Boots switches to 100% compostable bags for millions of prescriptions
Boots has announced a move to introduce recyclable prescription bags, starting this month.
As part of a “focus on sustainability”, the multiple will start dispensing some patients’ medicines in 100% compostable bags.
The switch to compostable pharmacy bags will be implemented at Boots’ dispensing hub in Preston, with the bags made from potato starch.
The hub will be responsible for dispensing one in 10 Boots prescriptions, and one in 50 prescriptions across the UK as a whole, Boots said.
The multiple anticipates that by March more than 10 million prescriptions a year will be made from the compostable material, which can be used as a bin liner for food waste.
In May this year, the multiple claimed its dispensing hub accounts for “less than 8%” of its total dispensing after it faced criticism for using plastic dispensing bags for “cost-saving” purposes.
The “custom-built” dispensing hub, which will process 500,000 items a week and support 580 of Boots’ 2,465 branches, supports “high volumes” of repeat prescriptions to be delivered “quickly, safely and reliably”.
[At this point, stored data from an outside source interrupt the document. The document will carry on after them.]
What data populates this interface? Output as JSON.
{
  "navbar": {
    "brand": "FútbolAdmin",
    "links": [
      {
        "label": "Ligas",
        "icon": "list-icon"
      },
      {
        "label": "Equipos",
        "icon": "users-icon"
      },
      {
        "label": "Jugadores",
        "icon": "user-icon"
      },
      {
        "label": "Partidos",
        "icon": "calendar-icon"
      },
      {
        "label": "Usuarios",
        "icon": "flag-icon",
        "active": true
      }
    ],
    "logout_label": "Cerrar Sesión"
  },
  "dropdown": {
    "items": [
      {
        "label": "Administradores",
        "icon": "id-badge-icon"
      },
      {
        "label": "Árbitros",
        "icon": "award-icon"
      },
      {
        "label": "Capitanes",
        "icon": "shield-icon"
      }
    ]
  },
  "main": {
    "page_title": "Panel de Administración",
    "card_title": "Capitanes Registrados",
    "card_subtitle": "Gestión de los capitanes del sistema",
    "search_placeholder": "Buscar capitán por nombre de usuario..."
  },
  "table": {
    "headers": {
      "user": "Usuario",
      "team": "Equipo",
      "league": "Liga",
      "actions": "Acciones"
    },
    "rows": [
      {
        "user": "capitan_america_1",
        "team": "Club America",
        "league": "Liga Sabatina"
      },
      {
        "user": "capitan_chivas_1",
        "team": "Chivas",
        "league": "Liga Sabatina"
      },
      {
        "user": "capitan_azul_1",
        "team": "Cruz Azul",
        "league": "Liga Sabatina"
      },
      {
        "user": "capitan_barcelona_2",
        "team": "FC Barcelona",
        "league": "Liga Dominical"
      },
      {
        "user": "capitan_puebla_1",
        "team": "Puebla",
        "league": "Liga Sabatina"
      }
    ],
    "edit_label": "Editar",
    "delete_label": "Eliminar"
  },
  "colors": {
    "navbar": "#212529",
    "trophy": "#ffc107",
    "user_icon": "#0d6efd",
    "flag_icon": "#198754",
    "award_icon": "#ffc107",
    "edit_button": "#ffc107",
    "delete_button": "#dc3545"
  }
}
Boots pharmacy director Richard Bradley said the use of compostable bags is a “positive step forward” that forms part of the company’s “journey to reduce the impact our business has on the environment”.
Customers told Boots at the beginning of the year that they “didn’t want to receive their medicines in plastic bags”, so it has been testing alternative materials “for some time”, he added.
The new potato starch bags will deliver medicines in a way that is “safe, clean and dry” while “helping to reduce” the reliance on conventional plastic, Mr Bradley said.